When Sweden’s Bathory first began in 1983, the band played in the black metal style with a raspiness and low production values, representative of the style, with lyrics centred on Satanism and that which would offend the Catholic Church.
“It was quite simply a way to get at Christianity, to provoke, to irritate and to annoy those above-all know-all Christians, the church itself and the dictatorial Christian faith on a whole”. (Bathory, 2008)
This acceptance that if the band were to be truly against Christianity, they would have to be against Satanism also, for it too was a product of the Catholic Church. Turning to their heritage, Sweden’s Bathory, began writing and recording albums based on the imagined histories of their homeland, still in a position to attack the Christian idiom and creating the first Viking-metal album in 1990, ‘Hammerheart’. (Bathory, 2008)
Taking influences from the black metal scene in Sweden from Bathory and Switzerland’s Celtic Frost, Ireland’s Primordial set about cultivating their own version of folk-metal, as Horslips and Thin Lizzy had done in rock, so they too would do in metal.

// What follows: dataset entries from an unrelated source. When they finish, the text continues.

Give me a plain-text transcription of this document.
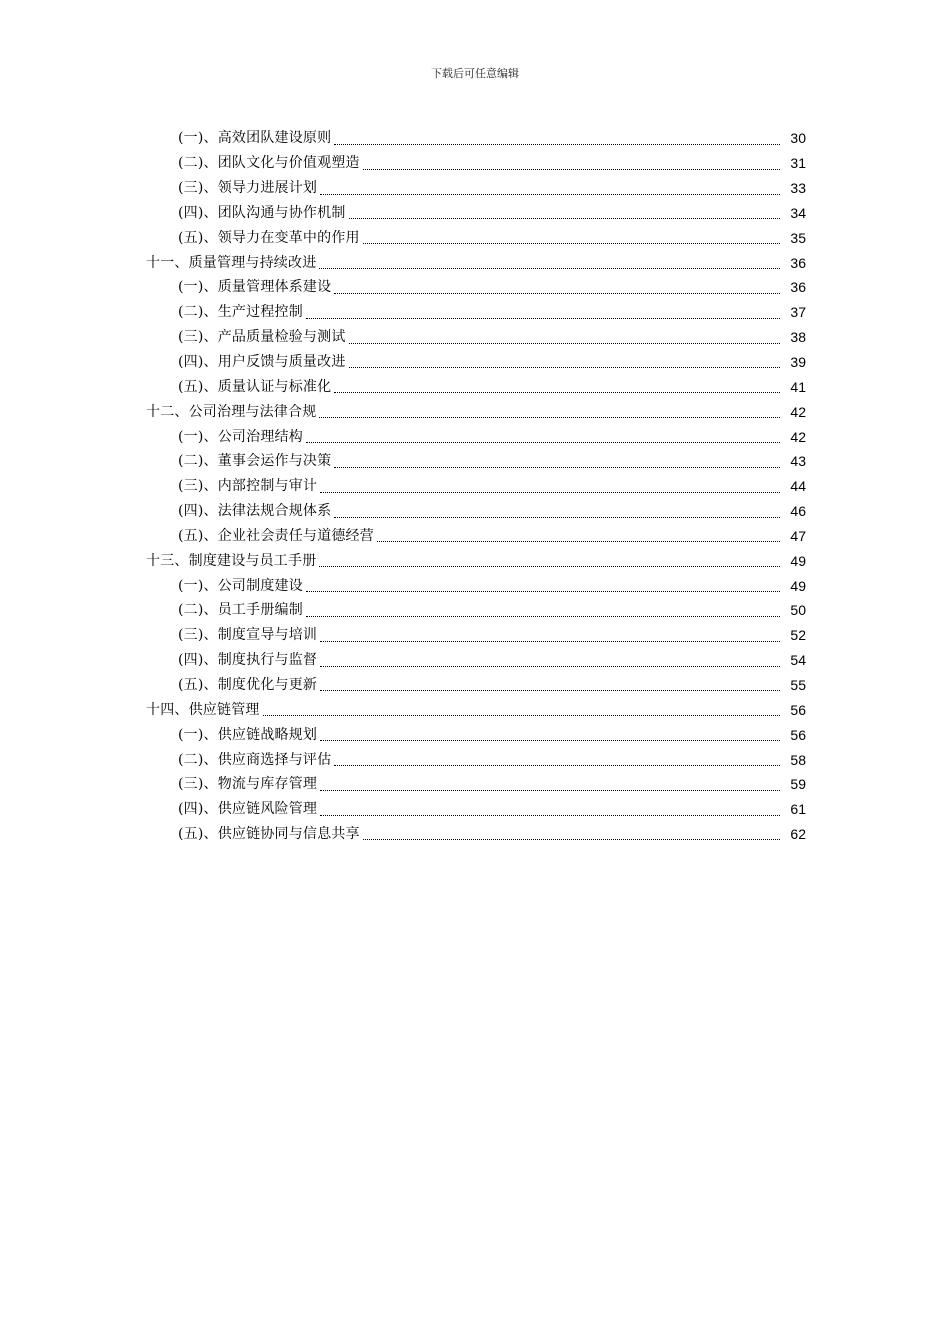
下载后可任意编辑
(一)、高效团队建设原则	30
(二)、团队文化与价值观塑造	31
(三)、领导力进展计划	33
(四)、团队沟通与协作机制	34
(五)、领导力在变革中的作用	35
十一、质量管理与持续改进	36
(一)、质量管理体系建设	36
(二)、生产过程控制	37
(三)、产品质量检验与测试	38
(四)、用户反馈与质量改进	39
(五)、质量认证与标准化	41
十二、公司治理与法律合规	42
(一)、公司治理结构	42
(二)、董事会运作与决策	43
(三)、内部控制与审计	44
(四)、法律法规合规体系	46
(五)、企业社会责任与道德经营	47
十三、制度建设与员工手册	49
(一)、公司制度建设	49
(二)、员工手册编制	50
(三)、制度宣导与培训	52
(四)、制度执行与监督	54
(五)、制度优化与更新	55
十四、供应链管理	56
(一)、供应链战略规划	56
(二)、供应商选择与评估	58
(三)、物流与库存管理	59
(四)、供应链风险管理	61
(五)、供应链协同与信息共享	62
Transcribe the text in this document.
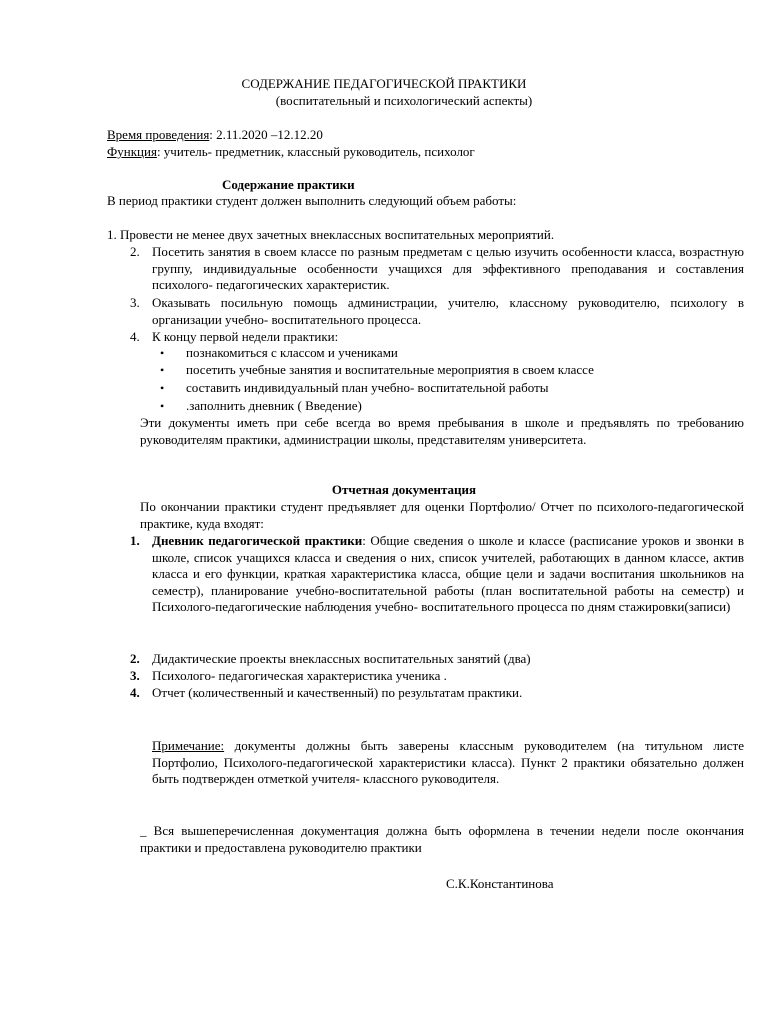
СОДЕРЖАНИЕ ПЕДАГОГИЧЕСКОЙ ПРАКТИКИ
(воспитательный и психологический аспекты)
Время проведения: 2.11.2020 –12.12.20
Функция: учитель- предметник, классный руководитель, психолог
Содержание практики
В период практики студент должен выполнить следующий объем работы:
1. Провести не менее двух зачетных внеклассных воспитательных мероприятий.
2. Посетить занятия в своем классе по разным предметам с целью изучить особенности класса, возрастную группу, индивидуальные особенности учащихся для эффективного преподавания и составления психолого- педагогических характеристик.
3. Оказывать посильную помощь администрации, учителю, классному руководителю, психологу в организации учебно- воспитательного процесса.
4. К концу первой недели практики:
• познакомиться с классом и учениками
• посетить учебные занятия и воспитательные мероприятия в своем классе
• составить индивидуальный план учебно- воспитательной работы
• .заполнить дневник ( Введение)
Эти документы иметь при себе всегда во время пребывания в школе и предъявлять по требованию руководителям практики, администрации школы, представителям университета.
Отчетная документация
По окончании практики студент предъявляет для оценки Портфолио/ Отчет по психолого-педагогической практике, куда входят:
1. Дневник педагогической практики: Общие сведения о школе и классе (расписание уроков и звонки в школе, список учащихся класса и сведения о них, список учителей, работающих в данном классе, актив класса и его функции, краткая характеристика класса, общие цели и задачи воспитания школьников на семестр), планирование учебно-воспитательной работы (план воспитательной работы на семестр) и Психолого-педагогические наблюдения учебно- воспитательного процесса по дням стажировки(записи)
2. Дидактические проекты внеклассных воспитательных занятий (два)
3. Психолого- педагогическая характеристика ученика .
4. Отчет (количественный и качественный) по результатам практики.
Примечание: документы должны быть заверены классным руководителем (на титульном листе Портфолио, Психолого-педагогической характеристики класса). Пункт 2 практики обязательно должен быть подтвержден отметкой учителя- классного руководителя.
_ Вся вышеперечисленная документация должна быть оформлена в течении недели после окончания практики и предоставлена руководителю практики
С.К.Константинова
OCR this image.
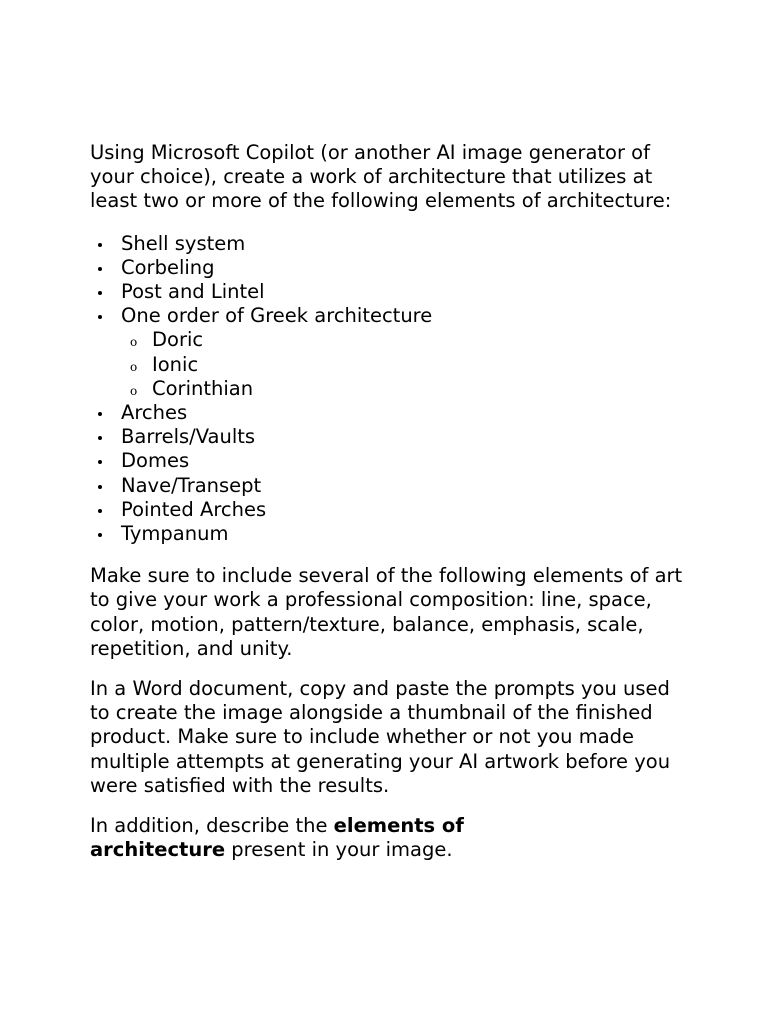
Using Microsoft Copilot (or another AI image generator of your choice), create a work of architecture that utilizes at least two or more of the following elements of architecture:

Shell system
Corbeling
Post and Lintel
One order of Greek architecture
o Doric
o Ionic
o Corinthian
Arches
Barrels/Vaults
Domes
Nave/Transept
Pointed Arches
Tympanum

Make sure to include several of the following elements of art to give your work a professional composition: line, space, color, motion, pattern/texture, balance, emphasis, scale, repetition, and unity.

In a Word document, copy and paste the prompts you used to create the image alongside a thumbnail of the finished product. Make sure to include whether or not you made multiple attempts at generating your AI artwork before you were satisfied with the results.

In addition, describe the elements of
architecture present in your image.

So too would Cruachan, the band more likely deserved of the title of the “Fathers of Irish Folk Metal”. It could be argued that the reason for the founding member of Cruachan (Keith Fay) decided to go this way, was a patriotic thing to do, after listening to Skyclad’s debut album and realising there was a chance to utilise his own heritage to further expand the heavy metal scene. (Cruachan, 2014)
While the chain of influence for Irish folk metal can be traced back to Black Sabbath, through Venom, Bathory, Celtic Frost and the folk heritage of the country, examining folk metal scenes around the world will uncover a more unconventional chain of influence.